Christmas Nativity Play vs. Absolutely Nothing
In the UK, every Primary School/Elementary School, will usually put on some form of Nativity play for their doting parents to attend.
The children in the younger years will all be cast in the play – everything from Angels to a bin/trash can. (don’t ask me about that last one – my younger brother requested this part in his last nativity play. Purely to mess with the teachers). However it’s the coveted part of Mary that can create an hour or two of drama between 7 year old girls. And rightly so – according to a recent article, girls who are cast as Mary in their nativity play are supposed to be more successful later in life…
The whole idea of the school Nativity play really surprised my American husband and kinda made his brain explode. In America there is an absolute separation of religion and government. So the idea of a state funded school making kids take part in a religious tradition once a year? NO WAY, DUDE.
As outlined in the First Amendment, government has no business making laws or setting out how individuals should practice religion – their concern should be governing and governing alone. So anything related to or receiving funding from government cannot have anything to do with religion or religious practices.
So Christmas Nativity plays in state run schools would be a big no no. (Just wait until I tell him we used to sing hymns every single day in morning assembly…)
However, the UK has no such separation of religion of state – the Queen is the head of the Church of England! Although in practice, its not a particularly religious country. The Christmas Nativity is just a tradition, and we Brits love an old tradition.
AND IT’S SO CUTE. Who doesn’t want to see their gorgeous little child dressed up as an angel or a donkey, shyly singing songs they learnt in class on the school stage? Americans are missing out!
Boxing Day vs. no Boxing Day
Christmas is great, but every Brit knows that the real celebration is on Boxing day or 26th December. The day after Christmas is a time to relax, survey the wonderful presents you have received (and decide on which you intend to exchange or regift), possibly tackle the boxing day sales if you’re feeling like wrestling other shoppers and waiting in lines and maybe a crisp walk to burn off the binge eating of Christmas day.
However, it’s also perfectly acceptable to just sit by the fire, dozing in front of a Christmas film, with a Christmas sandwich in hand.
If I’m honest, I think I prefer the leftover sandwich to the actual Christmas dinner. There is something so fascinating and magical about stuffing an entire Christmas dinner (minus anything green) between two slices of bread covered in cranberry sauce and gravy. And maybe toasted with a bit of brie if you’re feeling fancy.

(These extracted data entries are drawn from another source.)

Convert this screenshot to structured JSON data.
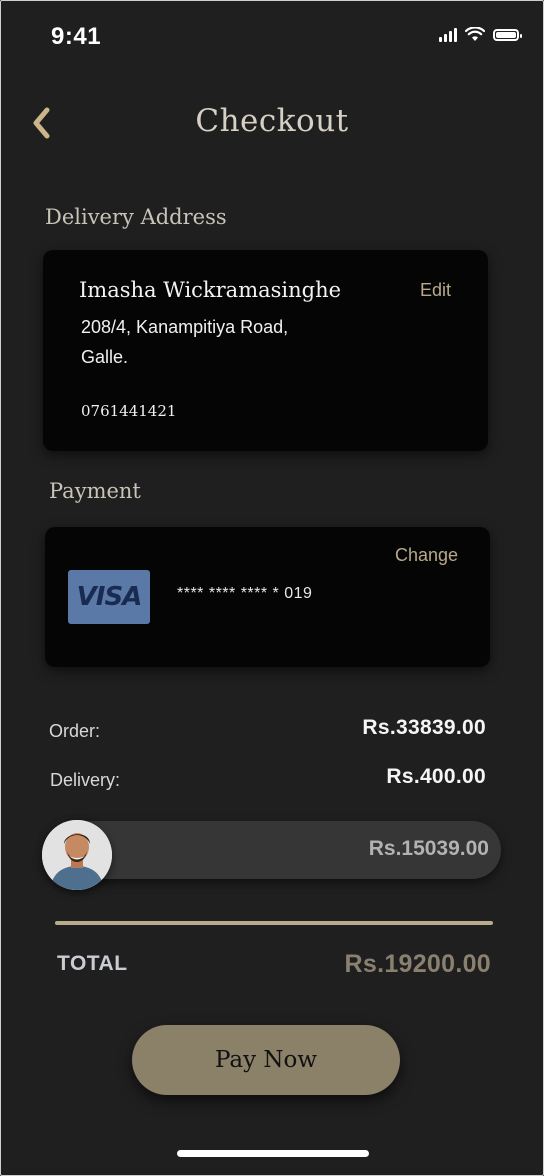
{
  "status_bar": {
    "time": "9:41"
  },
  "header": {
    "title": "Checkout"
  },
  "delivery": {
    "section_label": "Delivery Address",
    "name": "Imasha Wickramasinghe",
    "address_line1": "208/4, Kanampitiya Road,",
    "address_line2": "Galle.",
    "phone": "0761441421",
    "edit_label": "Edit"
  },
  "payment": {
    "section_label": "Payment",
    "card_brand": "VISA",
    "card_number": "**** **** **** * 019",
    "change_label": "Change"
  },
  "summary": {
    "order_label": "Order:",
    "order_value": "Rs.33839.00",
    "delivery_label": "Delivery:",
    "delivery_value": "Rs.400.00",
    "split_value": "Rs.15039.00",
    "total_label": "TOTAL",
    "total_value": "Rs.19200.00"
  },
  "actions": {
    "pay_label": "Pay Now"
  },
  "colors": {
    "background": "#1f1f1f",
    "card": "#050505",
    "accent": "#8b8068",
    "link": "#b8a98a",
    "visa_blue": "#5a79a6"
  },
  "icons": {
    "back": "chevron-left-icon",
    "signal": "cellular-signal-icon",
    "wifi": "wifi-icon",
    "battery": "battery-icon"
  }
}
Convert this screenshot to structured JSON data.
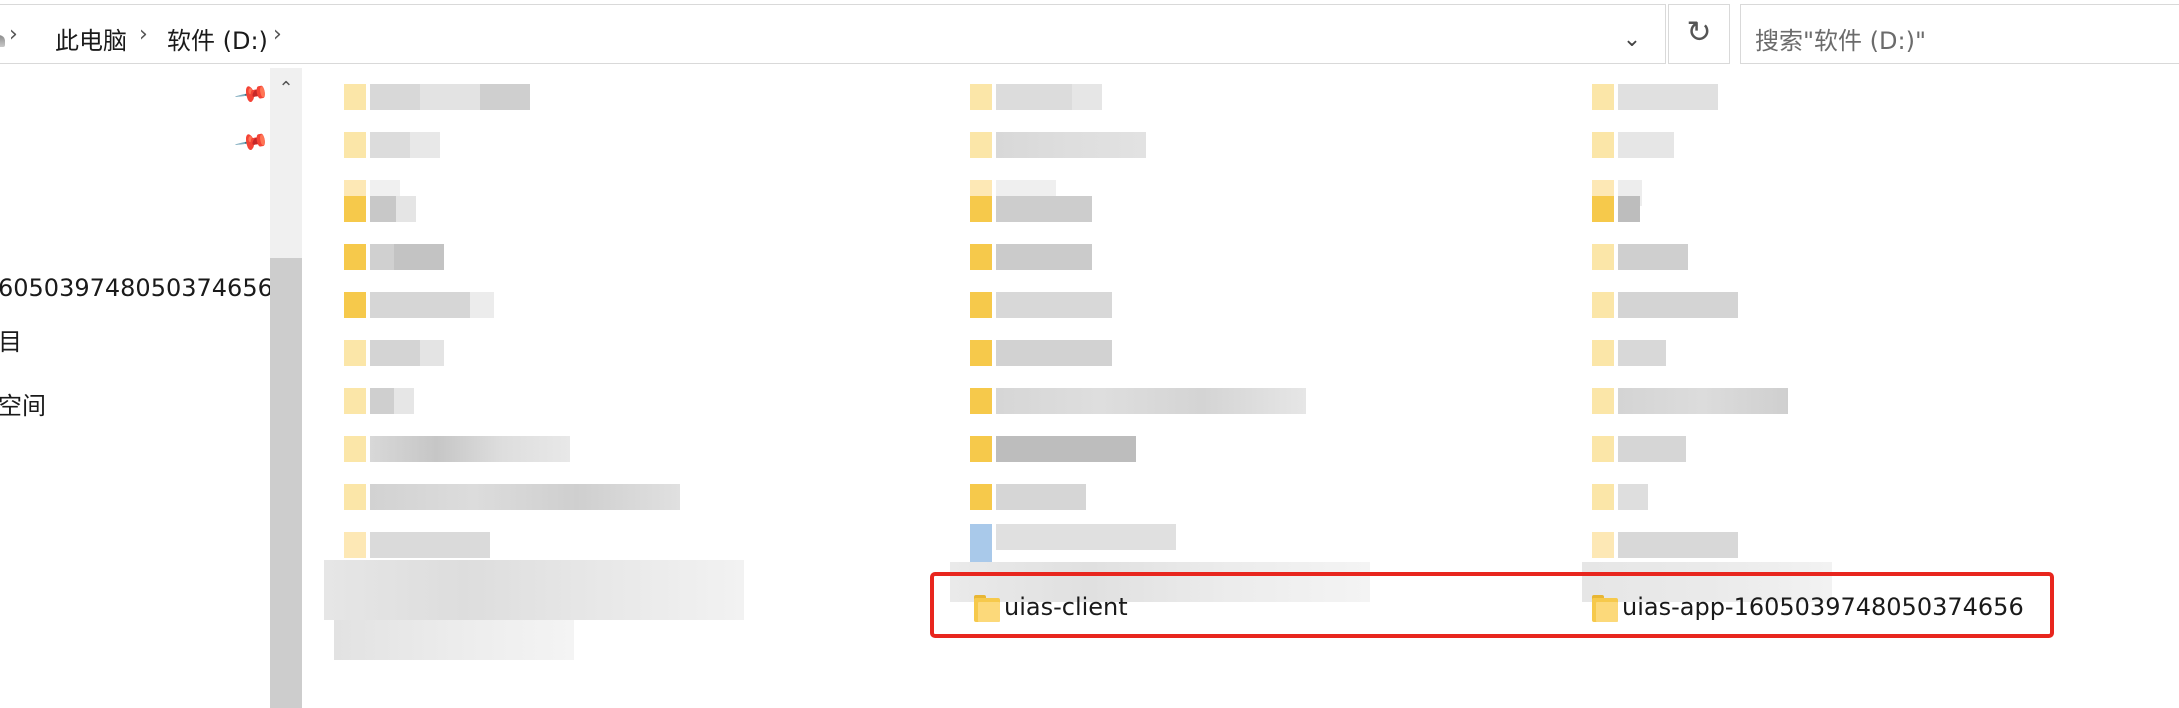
{
  "address_bar": {
    "breadcrumbs": [
      "此电脑",
      "软件 (D:)"
    ],
    "search_placeholder": "搜索\"软件 (D:)\"",
    "refresh_icon": "refresh-icon",
    "history_icon": "chevron-down-icon"
  },
  "nav": {
    "items": [
      {
        "label": "605039748050374656"
      },
      {
        "label": "目"
      },
      {
        "label": "空间"
      }
    ],
    "pin_icon": "pin-icon"
  },
  "content": {
    "visible_folders": [
      {
        "name": "uias-client"
      },
      {
        "name": "uias-app-1605039748050374656"
      }
    ],
    "highlight_color": "#e8261e"
  }
}
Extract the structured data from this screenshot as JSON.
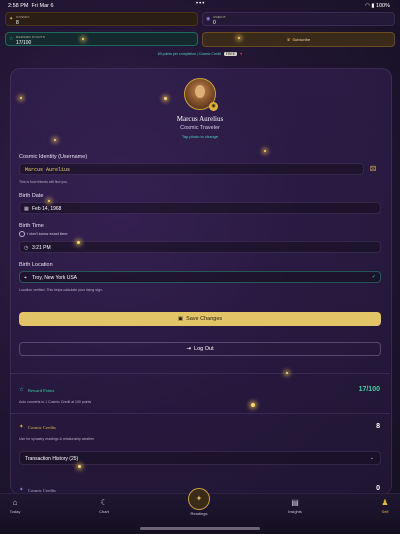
{
  "status_bar": {
    "time": "2:58 PM",
    "date": "Fri Mar 6",
    "battery": "100%"
  },
  "stats": {
    "cosmic": {
      "label": "Cosmic",
      "value": "8",
      "icon": "dice-icon"
    },
    "credit": {
      "label": "Credit",
      "value": "0",
      "icon": "planet-icon"
    },
    "points": {
      "label": "Reward Points",
      "value": "17/100",
      "icon": "star-icon"
    },
    "subscribe_label": "Subscribe"
  },
  "promo": {
    "text": "83 points per completion | Cosmic Credit",
    "badge": "FREE"
  },
  "profile": {
    "name": "Marcus Aurelius",
    "title": "Cosmic Traveler",
    "hint": "Tap photo to change"
  },
  "form": {
    "username_label": "Cosmic Identity (Username)",
    "username_value": "Marcus Aurelius",
    "username_help": "This is how friends will find you.",
    "birth_date_label": "Birth Date",
    "birth_date_value": "Feb 14, 1968",
    "birth_time_label": "Birth Time",
    "unknown_time_label": "I don't know exact time",
    "birth_time_value": "3:21 PM",
    "birth_location_label": "Birth Location",
    "birth_location_value": "Troy, New York USA",
    "location_help": "Location verified. This helps calculate your rising sign."
  },
  "actions": {
    "save_label": "Save Changes",
    "logout_label": "Log Out"
  },
  "sections": {
    "reward": {
      "title": "Reward Points",
      "value": "17/100",
      "help": "Auto converts to 1 Cosmic Credit at 100 points"
    },
    "cosmic": {
      "title": "Cosmic Credits",
      "value": "8",
      "help": "Use for synastry readings & relationship weather",
      "txn_label": "Transaction History (25)"
    },
    "next": {
      "title": "Cosmic Credits",
      "value": "0"
    }
  },
  "tabs": [
    {
      "label": "Today",
      "icon": "home-icon"
    },
    {
      "label": "Chart",
      "icon": "moon-icon"
    },
    {
      "label": "Readings",
      "icon": "dice-icon"
    },
    {
      "label": "Insights",
      "icon": "book-icon"
    },
    {
      "label": "Self",
      "icon": "person-icon"
    }
  ],
  "colors": {
    "accent_gold": "#e3c467",
    "accent_teal": "#3cd1a3",
    "background": "#221634"
  }
}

America however, is denied the joys of Boxing Day. Well, if they don’t wanna be part of the UK and decide to rebel, frankly they don’t deserve it.

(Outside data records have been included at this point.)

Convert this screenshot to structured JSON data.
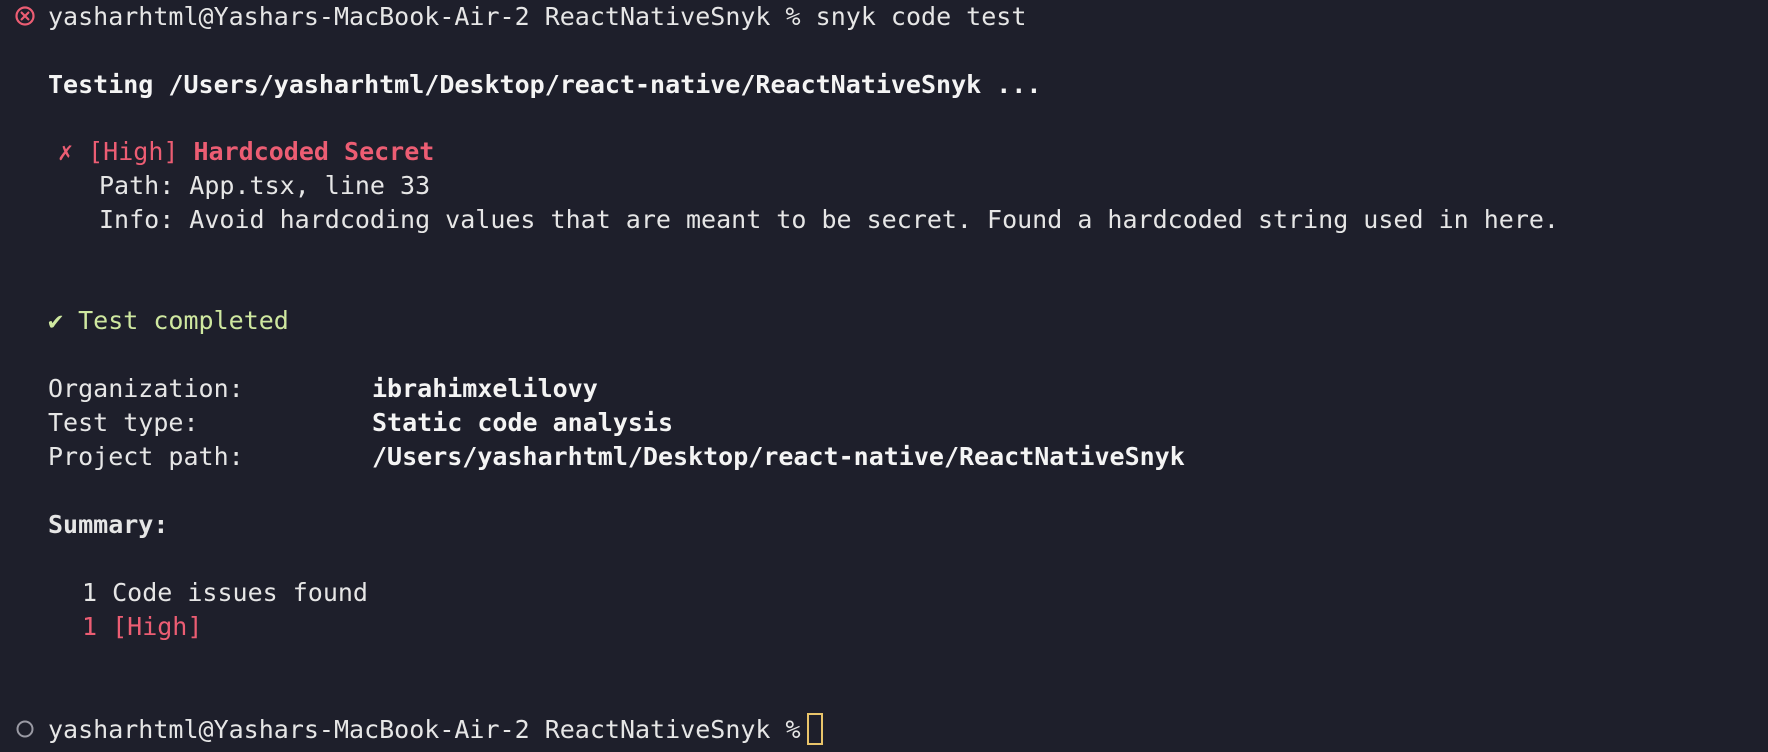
{
  "prompt": {
    "user_host": "yasharhtml@Yashars-MacBook-Air-2",
    "directory": "ReactNativeSnyk",
    "symbol": "%",
    "command": "snyk code test"
  },
  "testing_line": "Testing /Users/yasharhtml/Desktop/react-native/ReactNativeSnyk ...",
  "issue": {
    "mark": "✗",
    "severity": "[High]",
    "title": "Hardcoded Secret",
    "path": "Path: App.tsx, line 33",
    "info": "Info: Avoid hardcoding values that are meant to be secret. Found a hardcoded string used in here."
  },
  "completed": {
    "check": "✔",
    "text": "Test completed"
  },
  "details": {
    "organization_label": "Organization:",
    "organization_value": "ibrahimxelilovy",
    "test_type_label": "Test type:",
    "test_type_value": "Static code analysis",
    "project_path_label": "Project path:",
    "project_path_value": "/Users/yasharhtml/Desktop/react-native/ReactNativeSnyk"
  },
  "summary": {
    "heading": "Summary:",
    "issues_found": "1 Code issues found",
    "high_count": "1 [High]"
  },
  "colors": {
    "background": "#1e1f2b",
    "error_red": "#ec5d73",
    "success_green": "#cfe8a0",
    "cursor_yellow": "#e9c46a"
  },
  "icons": {
    "first_prompt_status": "error-circle-icon",
    "second_prompt_status": "idle-circle-icon"
  }
}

Instead, Americans will often drag themselves back to work, with no chance to digest and relax from the craziness of Christmas Day. However, for many Americans, the big event is Christmas Eve – dinner will be held the night before Christmas and Christmas day is treated as a day to chill. Much like a boxing day, but with presents.
It's Christmas, no matter where you are
This year, despite living abroad, I have been lucky enough to travel back to the UK to celebrate Christmas with my family and friends. While I have yet to enjoy an actual Christmas Day in America, I know that when I do I’ll love it. If Thanksgiving is anything to go by, Americans know how to celebrate a holiday and eat a ton of food surrounded by your favourite people, just like the Brits.
Despite the slight quirks and different traditions between the UK and the US at Christmas, the festive feeling is the same. As soon as the weather begins to turn, the lights, chocolates as holiday sales appear.
And where there are little differences, I plan to keep the British ones I love the most (I am willing to search every shop and pay anything for mince pies) and adopt those American ones loved by my husband. Until one day we have created THE ULTIMATE CHRISTMAS.